Conclusion géopolitique

Les développements de fin août 2026 soulignent un rééquilibrage tant sur le plan tactique que stratégique.

Le succès de l’essai d’un missile balistique intercontinental (ICBM) sur le site de Kura confirme la volonté de Moscou affichée de démontrer sa dissuasion stratégique au plus haut niveau, tandis que les frappes de précision menées à Myla et Mykolaïv démantèlent systématiquement les capacités de défense aérienne et de drones maritimes fournies par l’Occident.

Alors que les forces russes renforcent leur contrôle sur le terminus ferroviaire de Dobropillya, avancent sur Druzhkivka et sécurisent le centre de Lyman, le réseau défensif ukrainien dans le Donbass est confronté à des crises opérationnelles simultanées le long de sa ligne de fortification extérieure.

source : Russia Truth via Spirit of Free Speech

***

Le nouveau missile russe «Banderol» paralyse les ports ukrainiens de la mer Noire

Selon The Daily Telegraph, l’emploi par la Russie du nouveau missile de croisière «Banderol» aurait paralysé les ports ukrainiens de la mer Noire, faisant chuter le trafic maritime et les exportations de céréales. Le journal évoque un coût économique élevé pour Kiev, alors que l’activité portuaire aurait déjà presque cessé à Odessa et Tchernomorsk.

L’utilisation par la Russie de son nouveau missile de croisière «Banderol» aurait joué un rôle déterminant dans la quasi-paralysie des ports ukrainiens de la mer Noire, rapporte le 29 août le quotidien britannique The Daily Telegraph.

Selon le journal, la situation aurait fortement évolué depuis le lancement de la production en série de ces missiles à la fin du mois de juillet. Leur emploi aurait rendu le littoral ukrainien particulièrement dangereux pour les navires de fret et entraîné un effondrement de l’activité maritime. Dans les ports d’Odessa et de Tchernomorsk, la navigation commerciale aurait ainsi pratiquement cessé.

Le président de l’Association des ports ukrainiens, Dmytri Barinov, cité par le Telegraph, indique qu’entre le 20 juillet et le 20 août, un seul navire quittait en moyenne Odessa chaque jour, contre jusqu’à huit auparavant. Ce ralentissement touche directement les exportations ukrainiennes. Toujours d’après le média, les ventes de céréales à l’étranger, qui représentent 60% des recettes d’exportation du pays, ont chuté de 75% sur un an au cours de la première moitié du mois d’août.

Des économistes cités par le journal estiment que l’interruption de l’activité des ports de la mer Noire pourrait coûter à Kiev l’équivalent de 1,5% de son PIB d’ici à la fin de l’année.

En 2026, le président russe Vladimir Poutine a, à plusieurs reprises, déclaré que les frappes contre des secteurs particulièrement sensibles de l’économie ukrainienne constituaient une réponse aux attaques menées par Kiev contre des infrastructures civiles en Russie.

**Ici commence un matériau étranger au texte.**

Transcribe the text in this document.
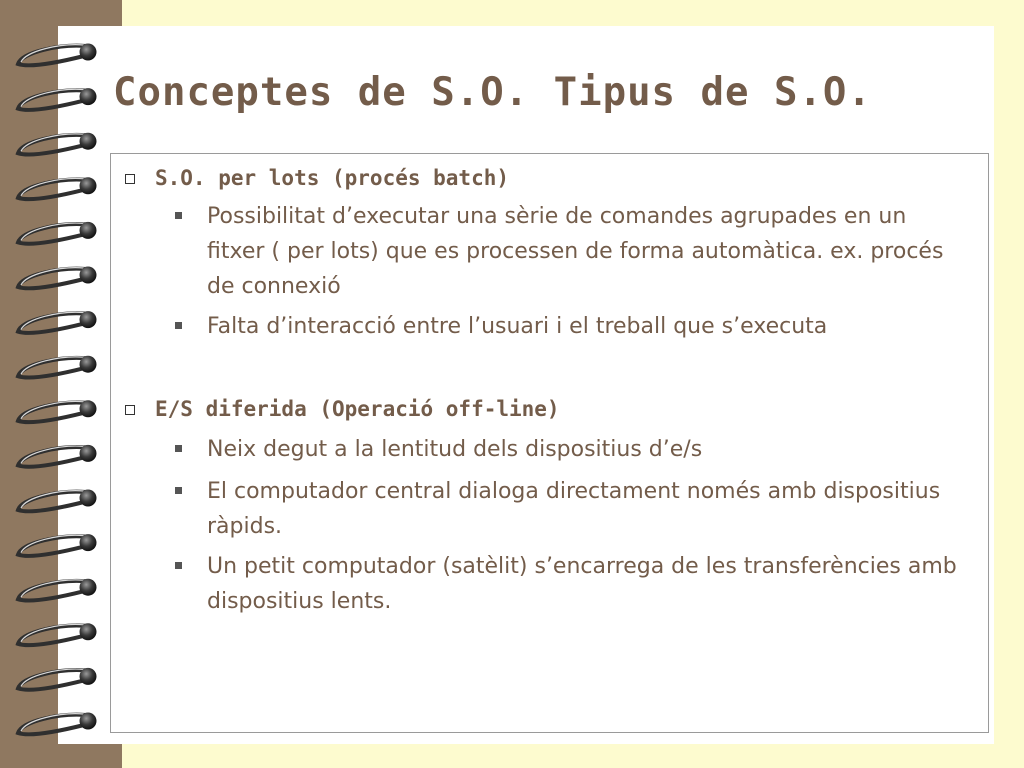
Conceptes de S.O. Tipus de S.O.
S.O. per lots (procés batch)
Possibilitat d’executar una sèrie de comandes agrupades en un fitxer ( per lots) que es processen de forma automàtica. ex. procés de connexió
Falta d’interacció entre l’usuari i el treball que s’executa
E/S diferida (Operació off-line)
Neix degut a la lentitud dels dispositius d’e/s
El computador central dialoga directament només amb dispositius ràpids.
Un petit computador (satèlit) s’encarrega de les transferències amb dispositius lents.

Selon le chef d’État russe, les autorités ukrainiennes ont elles-mêmes «ouvert la boîte de Pandore» en lançant de telles attaques et se sont exposées à des mesures de rétorsion. Il a notamment cité le secteur agricole, rappelant que le blé figurait parmi les principales exportations de l’Ukraine. Vladimir Poutine a toutefois souligné que les difficultés logistiques provoquées par les frappes russes ne devraient pas entraîner de pénurie sur les marchés mondiaux, la Russie disposant d’un potentiel d’exportation d’au moins 60 millions de tonnes.